賀蘭葉看似溫柔卻很強硬地按下了柳五的手,硬塞了茶杯在柳五的手中:“在下與五娘以茶代酒,舅兄請——”
柳照承面帶錯愕,來來回回打量了賀蘭葉與柳五幾眼,他許是有什麽念頭,面上寫滿了古怪,慢吞吞說道:“既然你夫婦二人都喝不得,茶水就茶水吧。”
柳五這種時候算是給賀蘭葉面子,并未駁了她,沉默地看了她一眼後,接受了這份好意,與她一起端着茶杯敬了柳照承。
有親兄長開頭,其他的兄長弟弟們都端着酒杯,只是任由他們嘴皮子說爛了,賀蘭葉也堅定地拒絕了喝酒,從頭到尾都盯着柳五一起用茶水代替。
席間坐在一側的一個嬸母瞧着他們半天,捂着唇對柳夫人笑道:“嫂子真是好福氣,五娘嫁的人當真是好,會疼惜人呢。
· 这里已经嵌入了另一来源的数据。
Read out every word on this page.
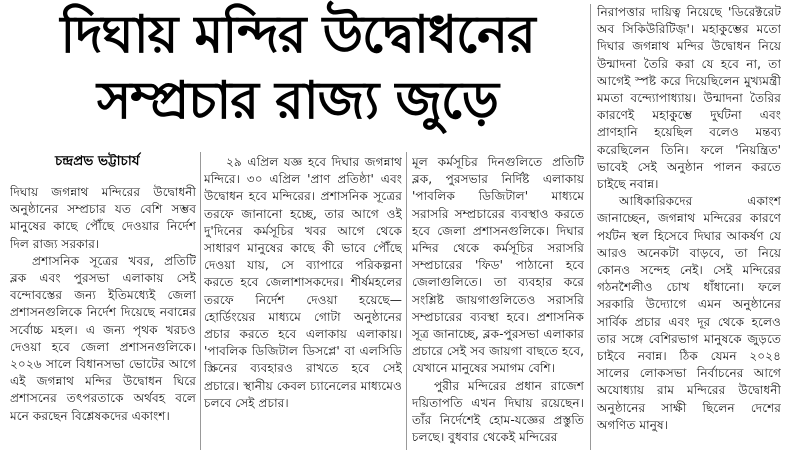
দিঘায় মন্দির উদ্বোধনের
সম্প্রচার রাজ্য জুড়ে
চন্দ্রপ্রভ ভট্টাচার্য

দিঘায় জগন্নাথ মন্দিরের উদ্বোধনী অনুষ্ঠানের সম্প্রচার যত বেশি সম্ভব মানুষের কাছে পৌঁছে দেওয়ার নির্দেশ দিল রাজ্য সরকার।

প্রশাসনিক সূত্রের খবর, প্রতিটি ব্লক এবং পুরসভা এলাকায় সেই বন্দোবস্তের জন্য ইতিমধ্যেই জেলা প্রশাসনগুলিকে নির্দেশ দিয়েছে নবান্নের সর্বোচ্চ মহল। এ জন্য পৃথক খরচও দেওয়া হবে জেলা প্রশাসনগুলিকে। ২০২৬ সালে বিধানসভা ভোটের আগে এই জগন্নাথ মন্দির উদ্বোধন ঘিরে প্রশাসনের তৎপরতাকে অর্থবহ বলে মনে করছেন বিশ্লেষকদের একাংশ।

২৯ এপ্রিল যজ্ঞ হবে দিঘার জগন্নাথ মন্দিরে। ৩০ এপ্রিল 'প্রাণ প্রতিষ্ঠা' এবং উদ্বোধন হবে মন্দিরের। প্রশাসনিক সূত্রের তরফে জানানো হচ্ছে, তার আগে ওই দু'দিনের কর্মসূচির খবর আগে থেকে সাধারণ মানুষের কাছে কী ভাবে পৌঁছে দেওয়া যায়, সে ব্যাপারে পরিকল্পনা করতে হবে জেলাশাসকদের। শীর্ষমহলের তরফে নির্দেশ দেওয়া হয়েছে— হোর্ডিংয়ের মাধ্যমে গোটা অনুষ্ঠানের প্রচার করতে হবে এলাকায় এলাকায়। 'পাবলিক ডিজিটাল ডিসপ্লে' বা এলসিডি স্ক্রিনের ব্যবহারও রাখতে হবে সেই প্রচারে। স্থানীয় কেবল চ্যানেলের মাধ্যমেও চলবে সেই প্রচার।

মূল কর্মসূচির দিনগুলিতে প্রতিটি ব্লক, পুরসভার নির্দিষ্ট এলাকায় 'পাবলিক ডিজিটাল' মাধ্যমে সরাসরি সম্প্রচারের ব্যবস্থাও করতে হবে জেলা প্রশাসনগুলিকে। দিঘার মন্দির থেকে কর্মসূচির সরাসরি সম্প্রচারের 'ফিড' পাঠানো হবে জেলাগুলিতে। তা ব্যবহার করে সংশ্লিষ্ট জায়গাগুলিতেও সরাসরি সম্প্রচারের ব্যবস্থা হবে। প্রশাসনিক সূত্র জানাচ্ছে, ব্লক-পুরসভা এলাকার প্রচারে সেই সব জায়গা বাছতে হবে, যেখানে মানুষের সমাগম বেশি।

পুরীর মন্দিরের প্রধান রাজেশ দয়িতাপতি এখন দিঘায় রয়েছেন। তাঁর নির্দেশেই হোম-যজ্ঞের প্রস্তুতি চলছে। বুধবার থেকেই মন্দিরের

নিরাপত্তার দায়িত্ব নিয়েছে 'ডিরেক্টরেট অব সিকিউরিটিজ়'। মহাকুম্ভের মতো দিঘার জগন্নাথ মন্দির উদ্বোধন নিয়ে উন্মাদনা তৈরি করা যে হবে না, তা আগেই স্পষ্ট করে দিয়েছিলেন মুখ্যমন্ত্রী মমতা বন্দ্যোপাধ্যায়। উন্মাদনা তৈরির কারণেই মহাকুম্ভে দুর্ঘটনা এবং প্রাণহানি হয়েছিল বলেও মন্তব্য করেছিলেন তিনি। ফলে 'নিয়ন্ত্রিত' ভাবেই সেই অনুষ্ঠান পালন করতে চাইছে নবান্ন।

আধিকারিকদের একাংশ জানাচ্ছেন, জগন্নাথ মন্দিরের কারণে পর্যটন স্থল হিসেবে দিঘার আকর্ষণ যে আরও অনেকটা বাড়বে, তা নিয়ে কোনও সন্দেহ নেই। সেই মন্দিরের গঠনশৈলীও চোখ ধাঁধানো। ফলে সরকারি উদ্যোগে এমন অনুষ্ঠানের সার্বিক প্রচার এবং দূর থেকে হলেও তার সঙ্গে বেশিরভাগ মানুষকে জুড়তে চাইবে নবান্ন। ঠিক যেমন ২০২৪ সালের লোকসভা নির্বাচনের আগে অযোধ্যায় রাম মন্দিরের উদ্বোধনী অনুষ্ঠানের সাক্ষী ছিলেন দেশের অগণিত মানুষ।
”
一直食不下咽的柳夫人臉上複雜極了,一會兒笑,一會兒嘆氣的,聞言更是勉強地勾了勾嘴角:“是個好孩子。”
一般新婿陪姑娘回門,沒有哪個不被灌酒的,唯獨賀蘭葉身上頂着重傷的名頭,硬是滴酒未沾,雖然如此,她也融入柳家的兒郎們之間與之談笑風生,游刃有餘的姿态沒有半點拘謹,很容易讓人對她産生好感。
撤了桌,長輩們先離開,柳夫人給柳五遞了個眼神,笑着對賀蘭葉道:“五娘閨房有樣東西忘了拿,我與她去拿了來。”
賀蘭葉起身恭恭敬敬對柳夫人行了一禮:“岳母請。”
其實不需要什麽借口,不過是孩子嫁出去了做母親要抓他去問問話罷了,她懂。
柳五跟着柳夫人出去的時候,悄悄給賀蘭葉擠了個眼神,然後面無表情就出去了。
什麽意思?賀蘭葉有些茫然,并沒有理解柳五的這個眼神是想要做什麽。
“來來來,妹夫,你跑江湖的人,肚子裏的東西多,快給我家這些不知事的弟弟們講講外頭的事情。”
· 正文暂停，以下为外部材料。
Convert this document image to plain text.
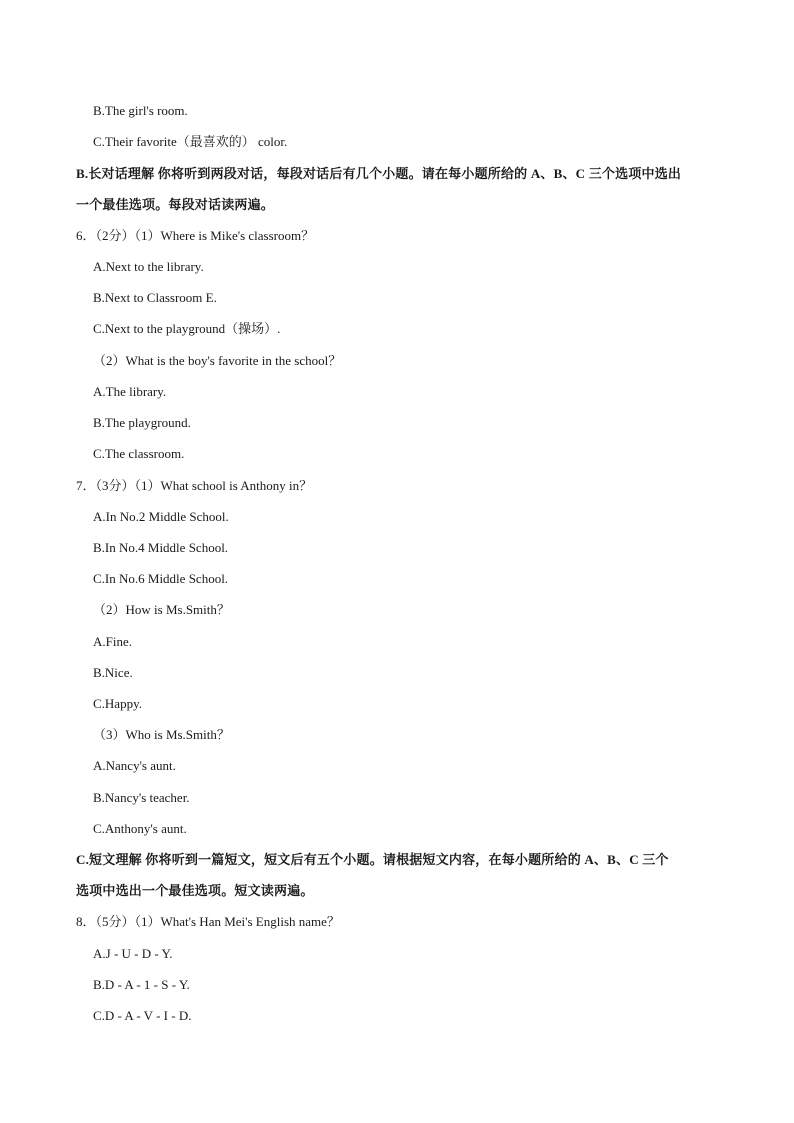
B.The girl's room.
C.Their favorite（最喜欢的） color.
B.长对话理解 你将听到两段对话，每段对话后有几个小题。请在每小题所给的 A、B、C 三个选项中选出
一个最佳选项。每段对话读两遍。
6．（2分）（1）Where is Mike's classroom？
A.Next to the library.
B.Next to Classroom E.
C.Next to the playground（操场）.
（2）What is the boy's favorite in the school？
A.The library.
B.The playground.
C.The classroom.
7．（3分）（1）What school is Anthony in？
A.In No.2 Middle School.
B.In No.4 Middle School.
C.In No.6 Middle School.
（2）How is Ms.Smith？
A.Fine.
B.Nice.
C.Happy.
（3）Who is Ms.Smith？
A.Nancy's aunt.
B.Nancy's teacher.
C.Anthony's aunt.
C.短文理解 你将听到一篇短文，短文后有五个小题。请根据短文内容，在每小题所给的 A、B、C 三个
选项中选出一个最佳选项。短文读两遍。
8．（5分）（1）What's Han Mei's English name？
A.J - U - D - Y.
B.D - A - 1 - S - Y.
C.D - A - V - I - D.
柳照承是親舅兄,長輩一走,就屬他與賀蘭葉關系最近,走過來手一搭她肩,把人往旁邊帶。
賀蘭葉不着痕跡甩開了柳照承的手,帶着笑過去,随意拈出一二趣事,只哄得柳家一衆兒郎女眷們連聲驚呼,不多時這些人看着她的目光中都充滿了崇拜。
賀蘭葉不過坐在那兒喝完了一杯茶,講了幾個趣事,就見柳五面色中帶着一絲僵硬走了進來。
他一來,與他不太相熟的姊妹兄弟都起身,讓開了位置,露出了被圍在中間含笑講故事的賀蘭葉。
“收拾收拾,該回了。”柳五看起來有些疲累,丢下一句話後,又對柳照承說道,“大哥,家裏頭你多操操心,別的事情,就別瞎操心了。”
“哎你怎麽說話呢!”柳照承眼睛一瞪,剛要說些什麽,忽然意識到周圍都是人,嘴角一抽,白了柳五一眼,許是生氣了,袖子一甩就走了。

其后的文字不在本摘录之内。